Dispuesta a salir de esta casa como sea, me quito el pijama. Me visto y, abrigada, regreso al salón, donde esos dos ya están jugando con la Wii ¡Qué majos! A grandes zancadas me acerco hasta ellos. Tiro del cable de la Wii y la desconecto. La música se para; ambos me miran.
—Me voy a dar una vuelta. ¡La necesito! —Y cuando Eric va a decir algo, lo señalo y siseo—: Ni se te ocurra prohibírmelo. Por tu bien, ¡ni se te ocurra!
Salgo de la casa. Nadie me sigue.
La pobre Simona intenta convencerme de que me quede, pero sonriéndole le indico que estoy bien, que no se preocupe. Cuando llego a la verja y salgo por la pequeña puerta lateral, Susto viene a saludarme. Durante un rato camino por la urbanización con el perro a mi lado. Le cuento mis problemas, mis frustraciones, y el pobre animal me mira con sus ojos saltones como si entendiera algo.
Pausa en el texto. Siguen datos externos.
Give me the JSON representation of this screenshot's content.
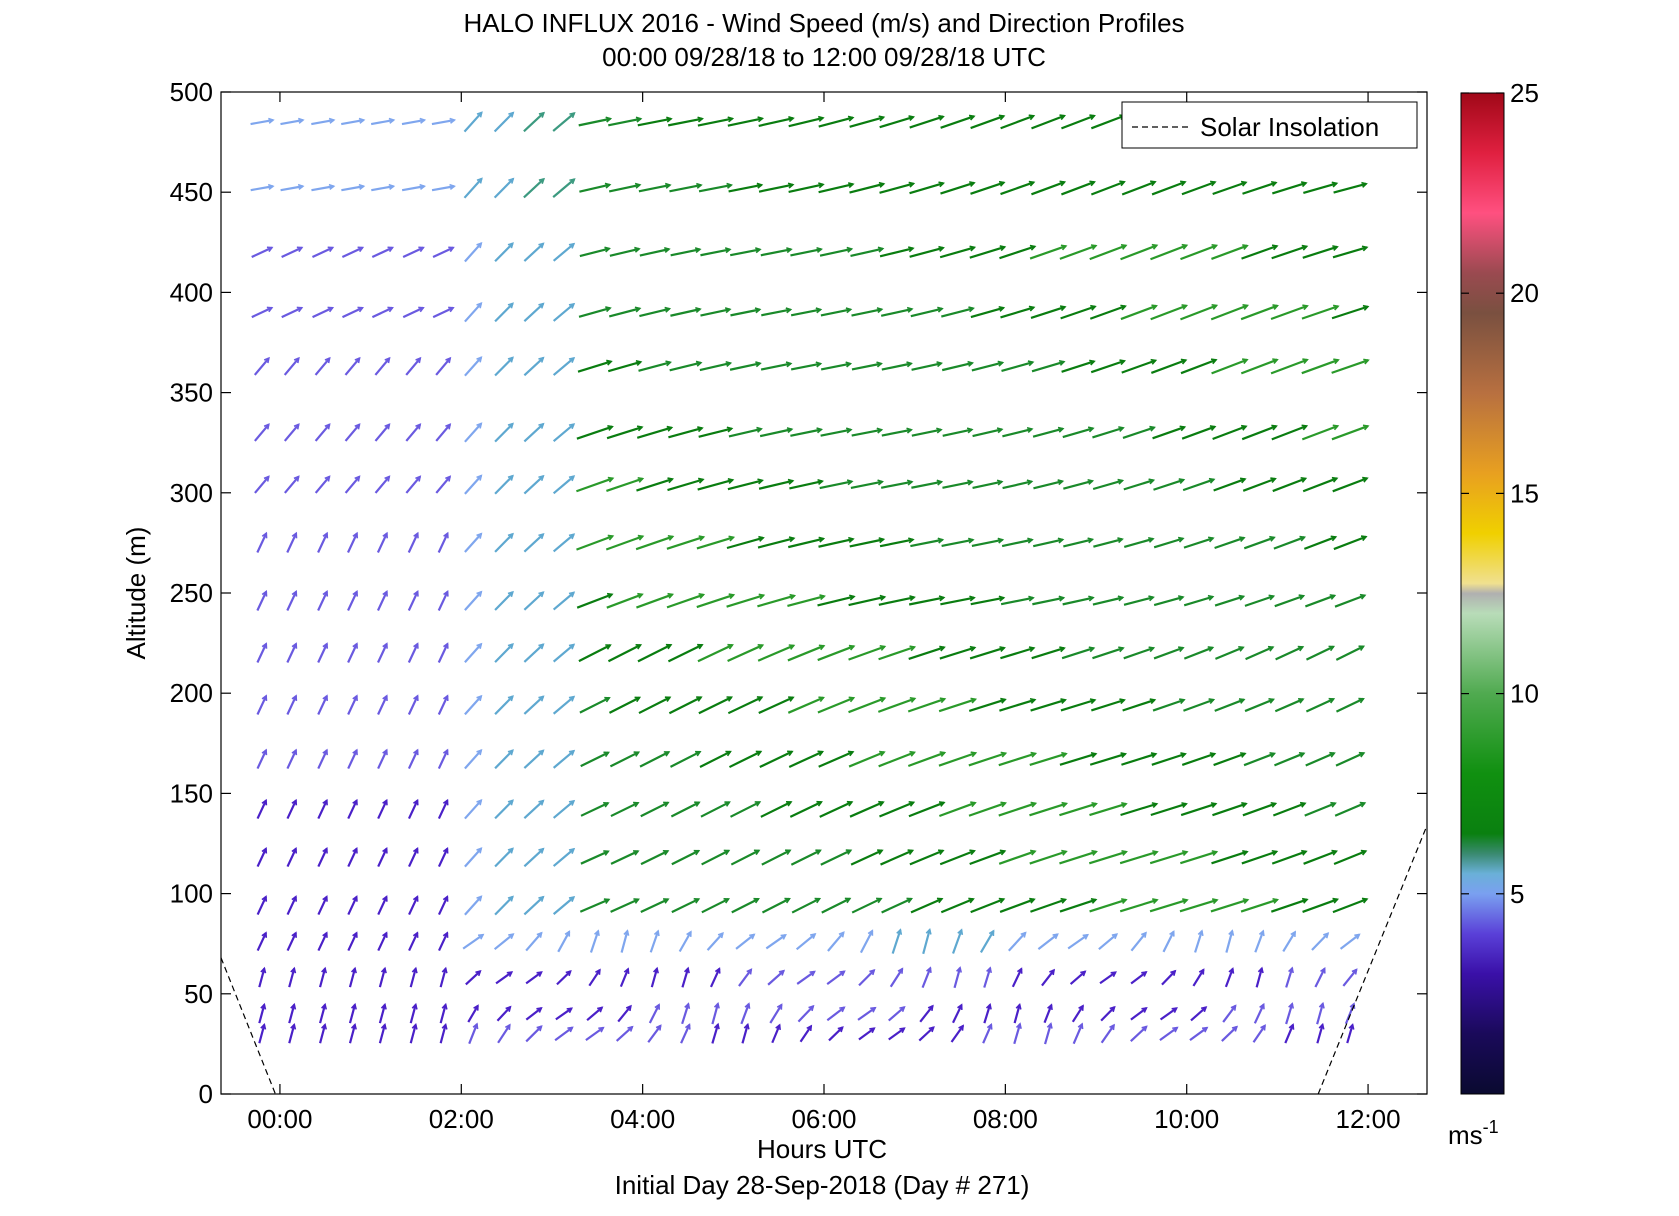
{
  "chart_data": {
    "type": "scatter",
    "title": "HALO INFLUX 2016 - Wind Speed (m/s) and Direction Profiles",
    "subtitle": "00:00 09/28/18 to 12:00 09/28/18  UTC",
    "xlabel": "Hours UTC",
    "xlabel2": "Initial Day 28-Sep-2018 (Day # 271)",
    "ylabel": "Altitude (m)",
    "xlim": [
      -0.65,
      12.65
    ],
    "ylim": [
      0,
      500
    ],
    "x_ticks": [
      0,
      2,
      4,
      6,
      8,
      10,
      12
    ],
    "x_tick_labels": [
      "00:00",
      "02:00",
      "04:00",
      "06:00",
      "08:00",
      "10:00",
      "12:00"
    ],
    "y_ticks": [
      0,
      50,
      100,
      150,
      200,
      250,
      300,
      350,
      400,
      450,
      500
    ],
    "y_tick_labels": [
      "0",
      "50",
      "100",
      "150",
      "200",
      "250",
      "300",
      "350",
      "400",
      "450",
      "500"
    ],
    "grid": false,
    "colorbar": {
      "min": 0,
      "max": 25,
      "ticks": [
        5,
        10,
        15,
        20,
        25
      ],
      "tick_labels": [
        "5",
        "10",
        "15",
        "20",
        "25"
      ],
      "unit_label": "ms",
      "unit_exponent": "-1"
    },
    "legend": {
      "entries": [
        "Solar Insolation"
      ],
      "placement": "top-right"
    },
    "solar_insolation": [
      {
        "x": -0.65,
        "y": 68
      },
      {
        "x": -0.05,
        "y": 0
      },
      {
        "x": 11.45,
        "y": 0
      },
      {
        "x": 12.65,
        "y": 134
      }
    ],
    "wind_vectors": {
      "times_h": [
        -0.2,
        0.13,
        0.47,
        0.8,
        1.13,
        1.47,
        1.8,
        2.13,
        2.47,
        2.8,
        3.13,
        3.47,
        3.8,
        4.13,
        4.47,
        4.8,
        5.13,
        5.47,
        5.8,
        6.13,
        6.47,
        6.8,
        7.13,
        7.47,
        7.8,
        8.13,
        8.47,
        8.8,
        9.13,
        9.47,
        9.8,
        10.13,
        10.47,
        10.8,
        11.13,
        11.47,
        11.8
      ],
      "altitudes_m": [
        30,
        40,
        58,
        76,
        94,
        118,
        142,
        167,
        194,
        220,
        246,
        275,
        304,
        330,
        363,
        390,
        420,
        452,
        485
      ],
      "note_regions": [
        {
          "t0": -0.2,
          "t1": 1.8,
          "alt0": 30,
          "alt1": 500,
          "speed": 3.0,
          "direction_deg": 200
        },
        {
          "t0": 1.8,
          "t1": 3.5,
          "alt0": 58,
          "alt1": 500,
          "speed": 5.0,
          "direction_deg": 225
        },
        {
          "t0": 3.5,
          "t1": 12,
          "alt0": 94,
          "alt1": 500,
          "speed": 8.5,
          "direction_deg": 250
        },
        {
          "t0": 2.0,
          "t1": 12,
          "alt0": 30,
          "alt1": 90,
          "speed": 3.5,
          "direction_deg": 230
        }
      ]
    }
  }
}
Tras un largo paseo, cuando vuelvo a estar de nuevo frente a la verja de la casa, no quiero entrar y llamo a Marta. Veinte minutos después, cuando casi no siento los pies, Marta me recoge con su coche y nos marchamos. Me despido de Susto. Necesito hablar con alguien que me conteste, o me volveré loca.
20
Con la tensión a tropecientos mil, me bebo una cerveza ante la cara seria de Marta. Por mis palabras y mi enfado, se hace una idea de lo que ha pasado.
—Tranquila, Jud. Ya verás como cuando regreses todo está más tranquilo.
—¡Oh, claro..., claro que estará más tranquilo! No pienso dirigirles la palabra a ninguno de los dos. Son tal para cual. Pitufo gruñón y pitufo enfadica. Si uno es cabezón, el otro lo es aún más. Pero por Dios, ¿cómo puede tu hermano darle un cheque de regalo de Navidad a un niño de nueve años? ¿Y cómo puede un niño de nueve años ser un viejo prematuro?
—Ellos son así —se mofa Marta.
Entonces, le suena el móvil. Habla con alguien y cuando cuelga dice:
—Era mamá. Me ha comentado que mi primo Jurgen la ha llamado y le ha dicho que hoy tiene una carrera de motocross no muy lejos de aquí, por si te lo quería decir a ti. ¿Quieres que vayamos?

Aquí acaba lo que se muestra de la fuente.